Some memories listed are his very personal memories, but others spark memories of my own and I find myself saying, "Hey, I remember that too!"
I remember big puzzles on card tables that never got finished.
I remember vanilla pudding with vanilla wafers in it with and sliced bananas on top.
I remember cold cream. "Tums for the tummy." And Our Miss Brooks.
I remember when someone says something that rhymes, "You're a poet, and didn't know it, but your feet show it. They're Longfellows!"
I remember starting a set of supermarket encyclopedias, but three was as far as we got.This kind of list is a perfect ongoing assignment. It has value on its own, just as a list of personal memories, but it's also valuable as a list of potential stories. You'll find that many of the memory blasts you jot down on the list can be fleshed out into full stories. The list can become a database of story-starters.
I remember, in the morning, my eyelashes glued together with "sleep."
1) Designate a special notebook for your own memory blasts.

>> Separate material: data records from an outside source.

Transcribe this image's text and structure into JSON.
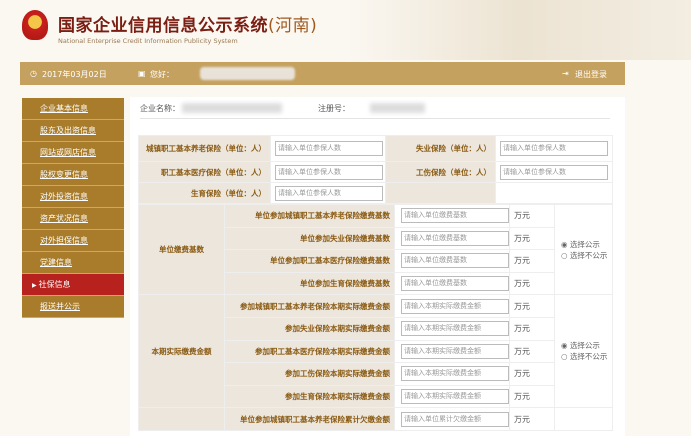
{
  "header": {
    "title": "国家企业信用信息公示系统",
    "province": "(河南)",
    "subtitle": "National Enterprise Credit Information Publicity System"
  },
  "bar": {
    "date": "2017年03月02日",
    "greeting": "您好：",
    "logout": "退出登录"
  },
  "sidebar": {
    "items": [
      "企业基本信息",
      "股东及出资信息",
      "网站或网店信息",
      "股权变更信息",
      "对外投资信息",
      "资产状况信息",
      "对外担保信息",
      "党建信息",
      "社保信息",
      "报送并公示"
    ],
    "active": "社保信息"
  },
  "company": {
    "name_label": "企业名称：",
    "reg_label": "注册号："
  },
  "insured": {
    "rows": [
      {
        "left": "城镇职工基本养老保险（单位：人）",
        "left_ph": "请输入单位参保人数",
        "right": "失业保险（单位：人）",
        "right_ph": "请输入单位参保人数"
      },
      {
        "left": "职工基本医疗保险（单位：人）",
        "left_ph": "请输入单位参保人数",
        "right": "工伤保险（单位：人）",
        "right_ph": "请输入单位参保人数"
      },
      {
        "left": "生育保险（单位：人）",
        "left_ph": "请输入单位参保人数"
      }
    ]
  },
  "unit": "万元",
  "radio": {
    "public": "选择公示",
    "private": "选择不公示"
  },
  "groups": [
    {
      "label": "单位缴费基数",
      "placeholder": "请输入单位缴费基数",
      "rows": [
        "单位参加城镇职工基本养老保险缴费基数",
        "单位参加失业保险缴费基数",
        "单位参加职工基本医疗保险缴费基数",
        "单位参加生育保险缴费基数"
      ]
    },
    {
      "label": "本期实际缴费金额",
      "placeholder": "请输入本期实际缴费金额",
      "rows": [
        "参加城镇职工基本养老保险本期实际缴费金额",
        "参加失业保险本期实际缴费金额",
        "参加职工基本医疗保险本期实际缴费金额",
        "参加工伤保险本期实际缴费金额",
        "参加生育保险本期实际缴费金额"
      ]
    },
    {
      "label": "",
      "placeholder": "请输入单位累计欠缴金额",
      "rows": [
        "单位参加城镇职工基本养老保险累计欠缴金额"
      ]
    }
  ]
}
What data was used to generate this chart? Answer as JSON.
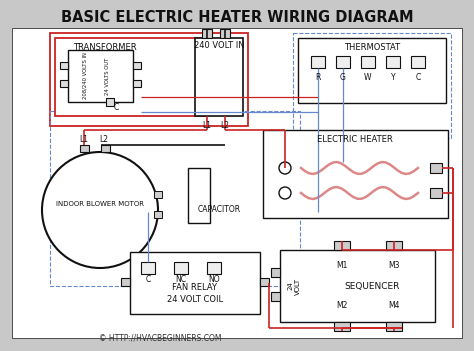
{
  "title": "BASIC ELECTRIC HEATER WIRING DIAGRAM",
  "bg_color": "#c8c8c8",
  "diagram_bg": "#ffffff",
  "title_fontsize": 10.5,
  "title_fontweight": "bold",
  "red": "#cc2222",
  "blk": "#111111",
  "blu": "#6688cc",
  "copyright": "© HTTP://HVACBEGINNERS.COM",
  "thermostat_labels": [
    "R",
    "G",
    "W",
    "Y",
    "C"
  ],
  "relay_labels": [
    "C",
    "NC",
    "NO"
  ],
  "seq_top_labels": [
    "M1",
    "M3"
  ],
  "seq_bot_labels": [
    "M2",
    "M4"
  ]
}
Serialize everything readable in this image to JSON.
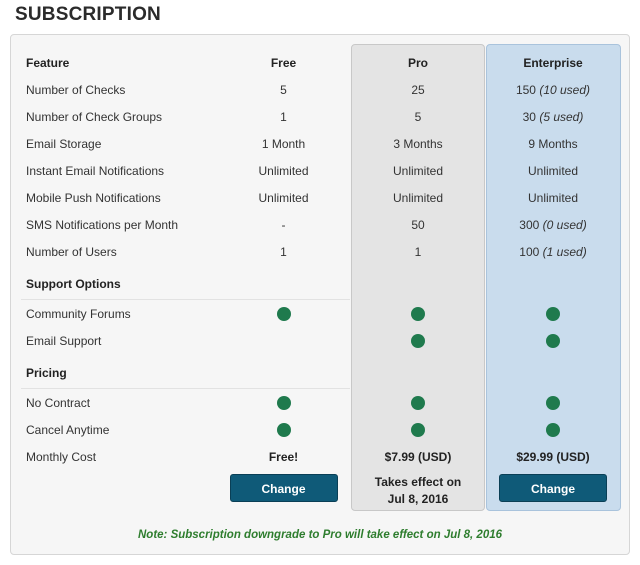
{
  "page": {
    "title": "SUBSCRIPTION"
  },
  "headers": {
    "feature": "Feature",
    "free": "Free",
    "pro": "Pro",
    "enterprise": "Enterprise"
  },
  "rows": [
    {
      "label": "Number of Checks",
      "free": "5",
      "pro": "25",
      "ent_value": "150",
      "ent_note": "(10 used)"
    },
    {
      "label": "Number of Check Groups",
      "free": "1",
      "pro": "5",
      "ent_value": "30",
      "ent_note": "(5 used)"
    },
    {
      "label": "Email Storage",
      "free": "1 Month",
      "pro": "3 Months",
      "ent_value": "9 Months",
      "ent_note": ""
    },
    {
      "label": "Instant Email Notifications",
      "free": "Unlimited",
      "pro": "Unlimited",
      "ent_value": "Unlimited",
      "ent_note": ""
    },
    {
      "label": "Mobile Push Notifications",
      "free": "Unlimited",
      "pro": "Unlimited",
      "ent_value": "Unlimited",
      "ent_note": ""
    },
    {
      "label": "SMS Notifications per Month",
      "free": "-",
      "pro": "50",
      "ent_value": "300",
      "ent_note": "(0 used)"
    },
    {
      "label": "Number of Users",
      "free": "1",
      "pro": "1",
      "ent_value": "100",
      "ent_note": "(1 used)"
    }
  ],
  "support": {
    "section_label": "Support Options",
    "items": [
      {
        "label": "Community Forums",
        "free": true,
        "pro": true,
        "enterprise": true
      },
      {
        "label": "Email Support",
        "free": false,
        "pro": true,
        "enterprise": true
      }
    ]
  },
  "pricing": {
    "section_label": "Pricing",
    "items": [
      {
        "label": "No Contract",
        "free": true,
        "pro": true,
        "enterprise": true
      },
      {
        "label": "Cancel Anytime",
        "free": true,
        "pro": true,
        "enterprise": true
      }
    ],
    "monthly_cost": {
      "label": "Monthly Cost",
      "free": "Free!",
      "pro": "$7.99 (USD)",
      "enterprise": "$29.99 (USD)"
    }
  },
  "actions": {
    "free_button": "Change",
    "pro_effect_line1": "Takes effect on",
    "pro_effect_line2": "Jul 8, 2016",
    "enterprise_button": "Change"
  },
  "note": "Note: Subscription downgrade to Pro will take effect on Jul 8, 2016",
  "colors": {
    "included_dot": "#1f7a4d",
    "button_bg": "#0f5a78",
    "pro_column_bg": "#e4e4e4",
    "enterprise_column_bg": "#c9dced",
    "note_text": "#2e7d2e"
  },
  "icons": {
    "included": "filled-circle-icon"
  }
}
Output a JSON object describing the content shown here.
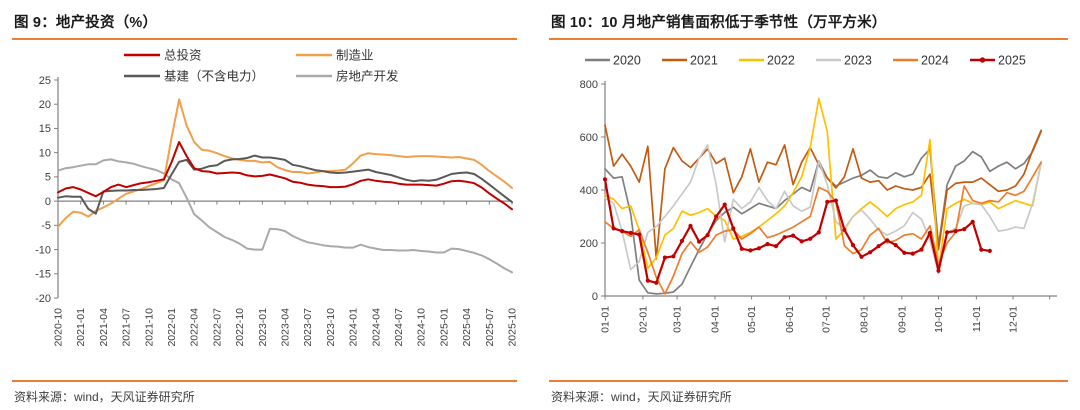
{
  "left_panel": {
    "title": "图 9：地产投资（%）",
    "source": "资料来源：wind，天风证券研究所"
  },
  "right_panel": {
    "title": "图 10：10 月地产销售面积低于季节性（万平方米）",
    "source": "资料来源：wind，天风证券研究所"
  },
  "accent_color": "#ED7D31",
  "chart_data": [
    {
      "type": "line",
      "title": "地产投资（%）",
      "xlabel": "",
      "ylabel": "",
      "ylim": [
        -20,
        25
      ],
      "yticks": [
        25,
        20,
        15,
        10,
        5,
        0,
        -5,
        -10,
        -15,
        -20
      ],
      "grid": false,
      "legend_position": "top-two-columns",
      "x": [
        "2020-10",
        "2020-11",
        "2020-12",
        "2021-01",
        "2021-02",
        "2021-03",
        "2021-04",
        "2021-05",
        "2021-06",
        "2021-07",
        "2021-08",
        "2021-09",
        "2021-10",
        "2021-11",
        "2021-12",
        "2022-01",
        "2022-02",
        "2022-03",
        "2022-04",
        "2022-05",
        "2022-06",
        "2022-07",
        "2022-08",
        "2022-09",
        "2022-10",
        "2022-11",
        "2022-12",
        "2023-01",
        "2023-02",
        "2023-03",
        "2023-04",
        "2023-05",
        "2023-06",
        "2023-07",
        "2023-08",
        "2023-09",
        "2023-10",
        "2023-11",
        "2023-12",
        "2024-01",
        "2024-02",
        "2024-03",
        "2024-04",
        "2024-05",
        "2024-06",
        "2024-07",
        "2024-08",
        "2024-09",
        "2024-10",
        "2024-11",
        "2024-12",
        "2025-01",
        "2025-02",
        "2025-03",
        "2025-04",
        "2025-05",
        "2025-06",
        "2025-07",
        "2025-08",
        "2025-09",
        "2025-10"
      ],
      "x_tick_labels": [
        "2020-10",
        "2021-01",
        "2021-04",
        "2021-07",
        "2021-10",
        "2022-01",
        "2022-04",
        "2022-07",
        "2022-10",
        "2023-01",
        "2023-04",
        "2023-07",
        "2023-10",
        "2024-01",
        "2024-04",
        "2024-07",
        "2024-10",
        "2025-01",
        "2025-04",
        "2025-07",
        "2025-10"
      ],
      "series": [
        {
          "name": "总投资",
          "color": "#C00000",
          "values": [
            1.8,
            2.6,
            2.9,
            2.4,
            1.7,
            1.0,
            1.9,
            2.9,
            3.4,
            2.9,
            3.3,
            3.7,
            3.9,
            4.2,
            4.5,
            8.0,
            12.2,
            9.3,
            6.8,
            6.2,
            6.1,
            5.7,
            5.8,
            5.9,
            5.8,
            5.3,
            5.1,
            5.2,
            5.5,
            5.1,
            4.7,
            4.0,
            3.8,
            3.4,
            3.2,
            3.1,
            2.9,
            2.9,
            3.0,
            3.5,
            4.2,
            4.5,
            4.2,
            4.0,
            3.9,
            3.6,
            3.4,
            3.4,
            3.4,
            3.3,
            3.2,
            3.6,
            4.1,
            4.2,
            4.0,
            3.7,
            2.8,
            1.6,
            0.5,
            -0.5,
            -1.7
          ]
        },
        {
          "name": "制造业",
          "color": "#F0A04B",
          "values": [
            -5.3,
            -3.5,
            -2.2,
            -2.4,
            -3.2,
            -2.0,
            -1.3,
            -0.5,
            0.5,
            1.5,
            2.0,
            2.5,
            3.1,
            3.7,
            4.3,
            13.0,
            21.0,
            15.6,
            12.2,
            10.6,
            10.4,
            9.9,
            9.3,
            8.8,
            8.5,
            8.3,
            8.3,
            8.0,
            8.1,
            7.0,
            6.4,
            6.0,
            6.0,
            5.7,
            5.9,
            6.2,
            6.2,
            6.3,
            6.5,
            7.8,
            9.4,
            9.9,
            9.7,
            9.6,
            9.5,
            9.3,
            9.1,
            9.2,
            9.3,
            9.3,
            9.2,
            9.1,
            9.0,
            9.1,
            8.8,
            8.5,
            7.5,
            6.2,
            5.1,
            4.0,
            2.7
          ]
        },
        {
          "name": "基建（不含电力）",
          "color": "#595959",
          "values": [
            0.7,
            1.0,
            0.9,
            0.9,
            -1.6,
            -2.6,
            2.0,
            2.1,
            2.2,
            2.2,
            2.3,
            2.3,
            2.4,
            2.5,
            2.7,
            5.5,
            8.1,
            8.5,
            6.5,
            6.7,
            7.2,
            7.4,
            8.3,
            8.6,
            8.7,
            8.9,
            9.4,
            9.0,
            9.0,
            8.8,
            8.5,
            7.5,
            7.2,
            6.8,
            6.4,
            6.2,
            5.9,
            5.8,
            5.9,
            6.1,
            6.3,
            6.5,
            6.0,
            5.7,
            5.4,
            4.9,
            4.4,
            4.1,
            4.3,
            4.2,
            4.4,
            5.0,
            5.6,
            5.8,
            5.9,
            5.6,
            4.6,
            3.4,
            2.2,
            1.0,
            -0.2
          ]
        },
        {
          "name": "房地产开发",
          "color": "#A9A9A9",
          "values": [
            6.3,
            6.8,
            7.0,
            7.3,
            7.6,
            7.6,
            8.4,
            8.6,
            8.2,
            8.0,
            7.7,
            7.2,
            6.8,
            6.4,
            5.7,
            4.5,
            3.7,
            0.7,
            -2.7,
            -4.0,
            -5.4,
            -6.4,
            -7.4,
            -8.0,
            -8.8,
            -9.8,
            -10.0,
            -10.0,
            -5.7,
            -5.8,
            -6.2,
            -7.2,
            -7.9,
            -8.5,
            -8.8,
            -9.1,
            -9.3,
            -9.4,
            -9.6,
            -9.6,
            -9.0,
            -9.5,
            -9.8,
            -10.1,
            -10.1,
            -10.2,
            -10.2,
            -10.1,
            -10.3,
            -10.4,
            -10.6,
            -10.6,
            -9.8,
            -9.9,
            -10.3,
            -10.7,
            -11.2,
            -12.0,
            -12.9,
            -13.9,
            -14.7
          ]
        }
      ]
    },
    {
      "type": "line",
      "title": "10 月地产销售面积低于季节性（万平方米）",
      "xlabel": "",
      "ylabel": "",
      "ylim": [
        0,
        800
      ],
      "yticks": [
        800,
        600,
        400,
        200,
        0
      ],
      "grid": false,
      "legend_position": "top-row",
      "x_unit": "weekly, Jan–Dec",
      "x_tick_labels": [
        "01-01",
        "02-01",
        "03-01",
        "04-01",
        "05-01",
        "06-01",
        "07-01",
        "08-01",
        "09-01",
        "10-01",
        "11-01",
        "12-01"
      ],
      "series": [
        {
          "name": "2020",
          "color": "#7F7F7F",
          "values": [
            480,
            445,
            450,
            310,
            60,
            12,
            8,
            10,
            15,
            45,
            110,
            175,
            235,
            285,
            315,
            335,
            310,
            330,
            350,
            340,
            330,
            360,
            385,
            410,
            395,
            510,
            445,
            415,
            430,
            445,
            455,
            475,
            450,
            445,
            465,
            450,
            460,
            520,
            555,
            190,
            420,
            490,
            510,
            545,
            525,
            470,
            490,
            505,
            480,
            500,
            545,
            620
          ]
        },
        {
          "name": "2021",
          "color": "#C55A11",
          "values": [
            645,
            490,
            535,
            490,
            430,
            565,
            140,
            480,
            560,
            510,
            485,
            520,
            555,
            500,
            520,
            390,
            450,
            555,
            430,
            505,
            495,
            570,
            420,
            505,
            560,
            495,
            445,
            408,
            450,
            555,
            445,
            430,
            435,
            400,
            415,
            405,
            400,
            410,
            460,
            175,
            400,
            425,
            430,
            430,
            445,
            420,
            395,
            400,
            415,
            460,
            550,
            625
          ]
        },
        {
          "name": "2022",
          "color": "#FFC000",
          "values": [
            380,
            365,
            330,
            340,
            250,
            105,
            145,
            230,
            255,
            320,
            305,
            315,
            330,
            300,
            285,
            215,
            225,
            240,
            260,
            285,
            310,
            340,
            390,
            450,
            560,
            745,
            620,
            215,
            250,
            300,
            330,
            355,
            330,
            300,
            330,
            345,
            355,
            380,
            590,
            100,
            330,
            350,
            365,
            350,
            345,
            355,
            330,
            345,
            360,
            350,
            340,
            505
          ]
        },
        {
          "name": "2023",
          "color": "#C9C9C9",
          "values": [
            370,
            350,
            245,
            100,
            130,
            240,
            262,
            300,
            340,
            385,
            430,
            520,
            570,
            420,
            205,
            365,
            330,
            355,
            410,
            360,
            330,
            395,
            340,
            320,
            335,
            510,
            420,
            280,
            255,
            300,
            325,
            290,
            250,
            230,
            245,
            265,
            315,
            290,
            210,
            85,
            240,
            255,
            340,
            350,
            345,
            300,
            245,
            250,
            260,
            255,
            350,
            500
          ]
        },
        {
          "name": "2024",
          "color": "#ED7D31",
          "values": [
            280,
            255,
            245,
            225,
            250,
            165,
            70,
            8,
            75,
            160,
            205,
            165,
            185,
            230,
            245,
            250,
            215,
            235,
            260,
            220,
            230,
            245,
            260,
            280,
            300,
            410,
            395,
            355,
            190,
            160,
            175,
            230,
            255,
            200,
            210,
            230,
            235,
            215,
            265,
            120,
            200,
            240,
            415,
            360,
            350,
            360,
            355,
            390,
            380,
            395,
            450,
            505
          ]
        },
        {
          "name": "2025",
          "color": "#C00000",
          "marker": true,
          "values": [
            440,
            255,
            245,
            238,
            232,
            58,
            50,
            145,
            150,
            208,
            265,
            205,
            230,
            300,
            345,
            255,
            178,
            172,
            180,
            196,
            188,
            222,
            228,
            206,
            216,
            240,
            355,
            360,
            250,
            192,
            148,
            165,
            188,
            210,
            192,
            163,
            160,
            175,
            238,
            95,
            240,
            245,
            252,
            280,
            175,
            170
          ]
        }
      ]
    }
  ]
}
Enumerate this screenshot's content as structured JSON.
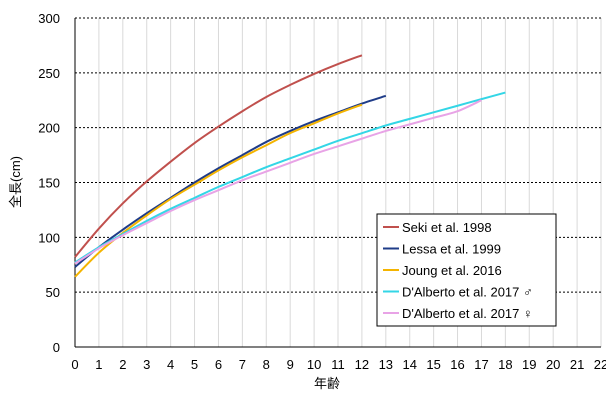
{
  "chart_data": {
    "type": "line",
    "xlabel": "年齢",
    "ylabel": "全長(cm)",
    "xlim": [
      0,
      22
    ],
    "ylim": [
      0,
      300
    ],
    "x_ticks": [
      0,
      1,
      2,
      3,
      4,
      5,
      6,
      7,
      8,
      9,
      10,
      11,
      12,
      13,
      14,
      15,
      16,
      17,
      18,
      19,
      20,
      21,
      22
    ],
    "y_ticks": [
      0,
      50,
      100,
      150,
      200,
      250,
      300
    ],
    "grid": {
      "horizontal": true,
      "horizontal_style": "dotted",
      "vertical": true,
      "vertical_style": "solid"
    },
    "legend_position": "bottom-right",
    "series": [
      {
        "name": "Seki et al. 1998",
        "color": "#c0504d",
        "x": [
          0,
          1,
          2,
          3,
          4,
          5,
          6,
          7,
          8,
          9,
          10,
          11,
          12
        ],
        "values": [
          82,
          108,
          131,
          151,
          169,
          186,
          201,
          215,
          228,
          239,
          249,
          258,
          266
        ]
      },
      {
        "name": "Lessa et al. 1999",
        "color": "#1f3c88",
        "x": [
          0,
          1,
          2,
          3,
          4,
          5,
          6,
          7,
          8,
          9,
          10,
          11,
          12,
          13
        ],
        "values": [
          73,
          91,
          107,
          122,
          136,
          150,
          163,
          175,
          187,
          197,
          206,
          214,
          222,
          229
        ]
      },
      {
        "name": "Joung et al. 2016",
        "color": "#f4b400",
        "x": [
          0,
          1,
          2,
          3,
          4,
          5,
          6,
          7,
          8,
          9,
          10,
          11,
          12
        ],
        "values": [
          64,
          86,
          104,
          120,
          135,
          148,
          161,
          173,
          184,
          195,
          204,
          213,
          221
        ]
      },
      {
        "name": "D'Alberto et al. 2017 ♂",
        "color": "#33d6e6",
        "x": [
          0,
          1,
          2,
          3,
          4,
          5,
          6,
          7,
          8,
          9,
          10,
          11,
          12,
          13,
          14,
          15,
          16,
          17,
          18
        ],
        "values": [
          77,
          91,
          103,
          115,
          126,
          136,
          146,
          155,
          164,
          172,
          180,
          188,
          195,
          202,
          208,
          214,
          220,
          226,
          232
        ]
      },
      {
        "name": "D'Alberto et al. 2017 ♀",
        "color": "#e8a3e6",
        "x": [
          0,
          1,
          2,
          3,
          4,
          5,
          6,
          7,
          8,
          9,
          10,
          11,
          12,
          13,
          14,
          15,
          16,
          17
        ],
        "values": [
          76,
          90,
          102,
          113,
          124,
          134,
          143,
          152,
          160,
          168,
          176,
          183,
          190,
          197,
          203,
          209,
          215,
          225
        ]
      }
    ]
  }
}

Keep it near your desk, your bedside or kitchen table—someplace where it's handy anytime you have a memory that you want to jot down.
2) Take 10 minutes to get your notebook started. Jot down as many random memories as you can in 10 minutes. One memory may spark a whole bunch along that same thought line.
3) Try to think of things that people don't do anymore. Include things that were part of your early life, everyday things. For example, I remember making mimeographs and having to turn a handle on the ink drum to make copies one by one.
4) Try to include how you felt. What scared you? What did you think of before going to sleep at night? What did you wish for when blowing out birthday candles?
5) Keep this list going for as long as you can, adding to it over time. Who knows, maybe you'll fill the entire notebook with memory blasts.
6) You can refer to this list for details when writing stories from your life. If you're writing about your grade school years, you might have listed several memories from that time that will add depth and texture to your stories.
7) If you print your stories in a print-on-demand book, you can sprinkle these little memory blasts throughout your book to add variety.